Ein großer Reisender, dem kein Platz auf der Erde verborgen geblieben ist, hat die Behauptung aufgestellt, daß nur drei Städte der Welt wert seien, besucht zu werden. Zu diesen dreien durch Geschichte und Eigenart ausgezeichneten Städten rechnet er Benares. Unvergeßlich ist schon der erste Anblick des Flußufers mit seinen völkerwimmelnden Treppen, Ghats genannt, mit seinen ganz wunderbar pittoresken Bauten, die übereinander türmen und im heiligen Wasser des Ganges sich spiegeln. Dieses Wasser ist so gesegnet, daß es keine Unreinheit duldet, es ist von einer so göttlichen Reinheit, daß Gift und Unsauberkeit jeden entweihten Gegenstand verlassen, sobald das Gangeswasser ihn umspült. Und nun erst die Stadt, die auf der Spitze des Dreizacks Siwas ruht und von keinem Erdbeben, von keinem andern Naturereignis, wie viel weniger also von Menschenmacht erschüttert werden kann. Benares ist zugleich das Mekka und Athen der Hinduwelt. Millionen pilgern aus allen Landschaften der indischen Reiche nach Benares, denn schon die Gegenwart in der heiligen Stadt verbürgt Nachlaß der Sünden und zukünftige Seligkeit. Die Wasser des Ganges reinigen nicht nur den Körper, sie reinigen auch das unsterbliche Wesen des Menschen. Deshalb dient es nicht nur zum Bad, sondern auch gleichsam für innere Waschungen. Dasselbe Wasser, in dem täglich auf kurzer Strecke über hunderttausend Menschen baden, in das die Asche unzähliger am Ufer verbrannter Leichen gestreut wird, in das täglich Millionen von Blumengewinden gesenkt werden, trinkt man mit Wonne. Wäre die reinigende Kraft des Gangeswassers ein bloßes Märchen, so könnten die Seuchen in Benares, besonders Cholera, gar nicht aufhören und müßten riesenhafte Formen annehmen. Der alte Glaube scheint aber tatsächlich einen Grund zu haben und mit der Beschaffenheit dieses Wassers zusammenzuhängen. Samuel Clemens, besser bekannt unter dem Namen Mark Twain, erzählt in seinem Werk » Tramps abroad«, daß zu seiner Zeit die merkwürdigsten Versuche mit dem Gangeswasser unternommen wurden. Cholerabazillen zum Beispiel sollte es innerhalb weniger Stunden zum Absterben gebracht haben.

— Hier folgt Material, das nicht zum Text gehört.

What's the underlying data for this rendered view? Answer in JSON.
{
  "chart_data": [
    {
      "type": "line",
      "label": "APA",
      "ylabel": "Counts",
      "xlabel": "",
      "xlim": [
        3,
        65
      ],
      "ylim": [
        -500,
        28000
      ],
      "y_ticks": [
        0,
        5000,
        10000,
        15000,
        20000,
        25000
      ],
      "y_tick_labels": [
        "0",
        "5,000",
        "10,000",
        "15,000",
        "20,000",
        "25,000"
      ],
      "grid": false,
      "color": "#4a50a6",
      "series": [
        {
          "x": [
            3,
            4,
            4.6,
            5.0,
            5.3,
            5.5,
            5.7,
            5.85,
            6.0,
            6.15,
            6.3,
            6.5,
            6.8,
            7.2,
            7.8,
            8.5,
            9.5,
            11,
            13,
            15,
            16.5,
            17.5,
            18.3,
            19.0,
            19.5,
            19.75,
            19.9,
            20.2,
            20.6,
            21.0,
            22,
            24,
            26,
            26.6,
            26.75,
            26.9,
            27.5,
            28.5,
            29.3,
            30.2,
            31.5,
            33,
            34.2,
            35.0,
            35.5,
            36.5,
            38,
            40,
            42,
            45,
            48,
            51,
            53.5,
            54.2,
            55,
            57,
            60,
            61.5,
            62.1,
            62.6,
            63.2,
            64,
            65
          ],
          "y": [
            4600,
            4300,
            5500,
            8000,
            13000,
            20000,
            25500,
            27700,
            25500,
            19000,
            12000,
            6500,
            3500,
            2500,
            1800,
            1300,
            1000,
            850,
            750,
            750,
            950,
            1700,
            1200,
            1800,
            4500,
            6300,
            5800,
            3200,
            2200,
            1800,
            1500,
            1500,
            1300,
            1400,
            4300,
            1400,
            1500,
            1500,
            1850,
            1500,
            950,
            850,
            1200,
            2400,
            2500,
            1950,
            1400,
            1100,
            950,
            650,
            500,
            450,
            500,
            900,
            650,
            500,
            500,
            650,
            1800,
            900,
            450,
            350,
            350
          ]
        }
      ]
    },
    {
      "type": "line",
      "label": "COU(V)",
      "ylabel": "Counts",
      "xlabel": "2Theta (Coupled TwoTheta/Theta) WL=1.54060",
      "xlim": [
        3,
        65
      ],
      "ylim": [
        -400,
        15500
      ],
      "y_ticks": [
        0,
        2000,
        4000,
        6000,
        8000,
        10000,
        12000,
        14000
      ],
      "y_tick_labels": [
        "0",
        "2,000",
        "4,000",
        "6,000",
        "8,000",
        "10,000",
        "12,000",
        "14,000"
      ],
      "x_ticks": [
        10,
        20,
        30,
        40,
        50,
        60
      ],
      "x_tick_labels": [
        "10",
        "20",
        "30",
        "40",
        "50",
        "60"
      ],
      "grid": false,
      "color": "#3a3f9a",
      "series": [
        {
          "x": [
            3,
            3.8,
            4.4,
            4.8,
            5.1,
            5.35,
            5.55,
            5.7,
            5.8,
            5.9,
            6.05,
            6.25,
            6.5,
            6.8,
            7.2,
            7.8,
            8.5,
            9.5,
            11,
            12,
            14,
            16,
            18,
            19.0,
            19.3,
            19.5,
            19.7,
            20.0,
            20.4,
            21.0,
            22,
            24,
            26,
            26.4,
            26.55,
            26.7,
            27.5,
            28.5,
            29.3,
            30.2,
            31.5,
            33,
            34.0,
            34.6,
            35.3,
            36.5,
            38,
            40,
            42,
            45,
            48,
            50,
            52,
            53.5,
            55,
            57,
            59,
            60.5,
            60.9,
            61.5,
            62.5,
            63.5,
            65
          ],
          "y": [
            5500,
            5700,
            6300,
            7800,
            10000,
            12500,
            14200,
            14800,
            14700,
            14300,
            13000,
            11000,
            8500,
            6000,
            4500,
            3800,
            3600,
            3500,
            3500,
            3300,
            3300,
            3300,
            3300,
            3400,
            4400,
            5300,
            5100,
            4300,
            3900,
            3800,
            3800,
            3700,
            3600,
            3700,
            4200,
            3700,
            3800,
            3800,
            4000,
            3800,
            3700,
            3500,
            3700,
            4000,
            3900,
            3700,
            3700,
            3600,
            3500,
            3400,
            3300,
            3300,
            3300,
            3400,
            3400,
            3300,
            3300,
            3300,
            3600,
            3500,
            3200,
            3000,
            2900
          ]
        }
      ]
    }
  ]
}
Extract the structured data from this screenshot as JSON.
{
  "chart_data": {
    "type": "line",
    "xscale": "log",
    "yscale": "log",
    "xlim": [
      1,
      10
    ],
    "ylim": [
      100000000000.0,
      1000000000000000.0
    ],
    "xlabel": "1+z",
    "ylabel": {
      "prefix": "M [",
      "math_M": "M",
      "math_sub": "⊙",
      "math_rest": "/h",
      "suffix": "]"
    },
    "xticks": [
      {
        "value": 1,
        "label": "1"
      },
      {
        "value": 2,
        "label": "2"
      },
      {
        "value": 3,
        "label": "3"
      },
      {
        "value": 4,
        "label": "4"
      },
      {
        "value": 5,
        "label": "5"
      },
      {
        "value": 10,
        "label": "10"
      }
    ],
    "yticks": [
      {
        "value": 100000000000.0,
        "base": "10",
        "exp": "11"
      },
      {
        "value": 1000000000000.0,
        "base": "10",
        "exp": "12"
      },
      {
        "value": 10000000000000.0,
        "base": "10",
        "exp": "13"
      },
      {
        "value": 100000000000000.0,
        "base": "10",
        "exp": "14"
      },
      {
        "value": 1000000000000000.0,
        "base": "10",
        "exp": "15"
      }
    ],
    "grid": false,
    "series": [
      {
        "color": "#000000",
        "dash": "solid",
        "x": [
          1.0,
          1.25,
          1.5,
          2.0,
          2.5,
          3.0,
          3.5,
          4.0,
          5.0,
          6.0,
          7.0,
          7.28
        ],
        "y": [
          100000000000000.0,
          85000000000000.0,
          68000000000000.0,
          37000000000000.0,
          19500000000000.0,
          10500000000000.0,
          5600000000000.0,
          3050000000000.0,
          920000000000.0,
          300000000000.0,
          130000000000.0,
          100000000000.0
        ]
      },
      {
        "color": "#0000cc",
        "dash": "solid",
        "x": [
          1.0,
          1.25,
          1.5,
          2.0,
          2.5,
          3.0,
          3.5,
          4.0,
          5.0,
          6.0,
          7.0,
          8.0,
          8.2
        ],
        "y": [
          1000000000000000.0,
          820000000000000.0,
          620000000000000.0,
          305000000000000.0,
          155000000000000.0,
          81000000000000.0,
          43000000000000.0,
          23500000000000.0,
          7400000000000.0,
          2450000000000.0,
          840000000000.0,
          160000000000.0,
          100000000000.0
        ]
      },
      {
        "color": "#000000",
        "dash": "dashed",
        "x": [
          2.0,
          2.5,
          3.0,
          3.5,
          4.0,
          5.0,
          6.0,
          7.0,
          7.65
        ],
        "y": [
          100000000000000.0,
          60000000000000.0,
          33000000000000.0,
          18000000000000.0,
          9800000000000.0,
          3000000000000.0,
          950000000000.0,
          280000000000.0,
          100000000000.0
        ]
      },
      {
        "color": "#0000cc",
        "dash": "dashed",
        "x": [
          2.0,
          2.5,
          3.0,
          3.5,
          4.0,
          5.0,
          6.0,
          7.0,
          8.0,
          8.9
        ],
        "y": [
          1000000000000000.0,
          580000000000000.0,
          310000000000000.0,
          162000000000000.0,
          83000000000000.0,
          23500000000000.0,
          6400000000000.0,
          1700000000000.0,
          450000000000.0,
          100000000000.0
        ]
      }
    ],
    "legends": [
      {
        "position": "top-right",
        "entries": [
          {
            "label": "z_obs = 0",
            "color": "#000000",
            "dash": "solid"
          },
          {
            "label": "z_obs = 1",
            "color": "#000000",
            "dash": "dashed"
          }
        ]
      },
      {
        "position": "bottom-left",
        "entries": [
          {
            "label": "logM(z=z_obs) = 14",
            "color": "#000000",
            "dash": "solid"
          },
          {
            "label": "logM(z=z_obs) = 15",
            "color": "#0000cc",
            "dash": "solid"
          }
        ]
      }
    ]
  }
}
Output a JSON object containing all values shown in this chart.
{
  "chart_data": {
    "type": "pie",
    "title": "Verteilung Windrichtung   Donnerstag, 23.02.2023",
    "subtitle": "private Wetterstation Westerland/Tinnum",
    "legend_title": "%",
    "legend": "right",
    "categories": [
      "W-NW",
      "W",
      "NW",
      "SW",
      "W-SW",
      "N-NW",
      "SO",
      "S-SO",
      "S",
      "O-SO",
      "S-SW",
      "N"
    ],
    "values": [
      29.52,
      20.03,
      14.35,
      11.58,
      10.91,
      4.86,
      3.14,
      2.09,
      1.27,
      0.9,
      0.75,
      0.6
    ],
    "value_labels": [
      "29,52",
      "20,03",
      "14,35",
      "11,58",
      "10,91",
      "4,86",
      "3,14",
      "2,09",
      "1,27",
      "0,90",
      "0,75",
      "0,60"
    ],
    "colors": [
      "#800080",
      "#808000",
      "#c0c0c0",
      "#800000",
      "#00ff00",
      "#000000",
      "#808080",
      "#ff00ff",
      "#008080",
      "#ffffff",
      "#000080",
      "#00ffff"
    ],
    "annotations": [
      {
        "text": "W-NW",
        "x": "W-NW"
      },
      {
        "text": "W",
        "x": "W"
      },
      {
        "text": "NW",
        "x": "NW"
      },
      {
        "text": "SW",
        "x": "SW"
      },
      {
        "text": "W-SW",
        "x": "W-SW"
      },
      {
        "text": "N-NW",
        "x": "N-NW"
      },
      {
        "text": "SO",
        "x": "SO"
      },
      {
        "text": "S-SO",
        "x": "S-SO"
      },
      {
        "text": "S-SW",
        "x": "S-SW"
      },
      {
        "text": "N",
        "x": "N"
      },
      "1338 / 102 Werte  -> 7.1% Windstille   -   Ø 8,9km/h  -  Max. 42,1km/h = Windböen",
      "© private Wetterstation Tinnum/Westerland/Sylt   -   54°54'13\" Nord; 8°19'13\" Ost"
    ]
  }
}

Gleich einer Vision aus Tausendundeiner Nacht liegt die Treppenflucht des Gangesufers vor dem verwunderten Blick und verschwindet wieder. Noch einmal wendet sich der Zug landeinwärts. Bei der Station Kasi verlassen die Hindu den Train. Die wenigen Europäer fahren noch eine Strecke weiter, um dann in herrschaftlichen Karossen, wie es sich für weiße Leute geziemt, in die gewaltige Gartenstadt des Europäerviertels, Sikrol, zu fahren.

In Sikrol, einer ausgedehnten Stadt voll breiter Alleen, in der jedes Haus in einem waldartigen Park steht, wo Ruhe und Beschaulichkeit in den Lüften weben, ahnt man noch nicht einmal die Nähe des großen wühlenden Kasi.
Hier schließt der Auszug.